Initially, after Esty’s death, Sam didn’t need much physical assistance, but Kerry attended to him and provided stability. As he began to have difficulties of his own, Kerry let us know how much he missed us and needed us. (He would never let us know that directly.) With her encouragement, we eventually were able to convince Sam to come to Washington. Kerry, even though it meant she was then out of a job, was most delighted. She flew with him to DC as he had broken his arm two days before he was due to come to us and couldn’t travel by himself. She stayed a week to be sure he was settled and she could trust us to provide what he needed. She said she’d come back to DC at a moment’s notice if or when we needed her.

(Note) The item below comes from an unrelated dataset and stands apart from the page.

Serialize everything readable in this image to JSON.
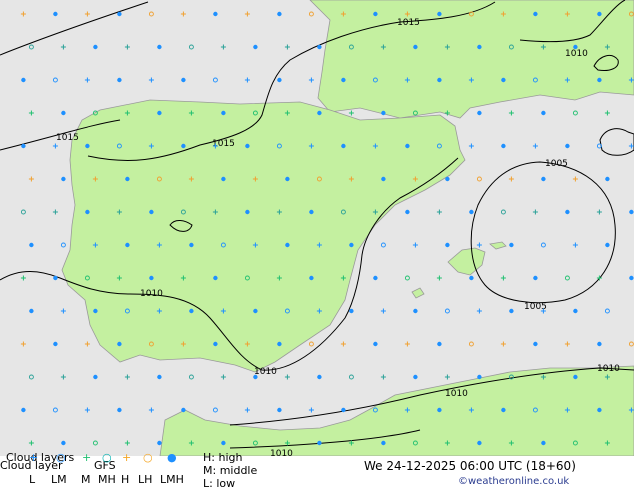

That need came a couple of years later when my father became largely immobile and could not live alone, even in his assisted-living apartment. Despite having three teenage daughters and a husband in Florida, she moved into his apartment in DC and fulfilled her promise to Esty and to us to assist in the final year of Sam’s life.

When the end was near for Sam, she was once again helpful in urging us to listen to him and to understand what he needed: to go peacefully in his own apartment, with no more medical interventions. She was right, of course. Soon she was out of a job.

But what a job she had done. She provided more than one could ever ask for to both Esty and Sam and for the rest of us during those difficult times.

Kerry returned to Florida and to her family after Sam’s death to complete a nursing degree while continuing to care for others. She shepherded her husband through a serious illness and continued to provided for her three daughters, all of whom completed high school and moved on to college.

Sadly, and despite much urging, the one thing she did not do well was take care of her own health. She always put others ahead of herself, and her life came to an end far too soon.

Still, in her almost 48 years, Kerry gave more than a lifetime of service to others, starting with her own family, moving on to her friends, and also to the many individuals she cared for who faced issues of aging and dying.

I suspect Kerry is not the only caregiver in this country whose gifts and service are only known to a very few. She and they provide so much to those of us who are fortunate enough to have them in our lives.

It is hard to accept that Kerry is gone. It’s wonderful to have known her and to have had her with our family.

We grieve for her family, and for her — a woman who gave so much to others.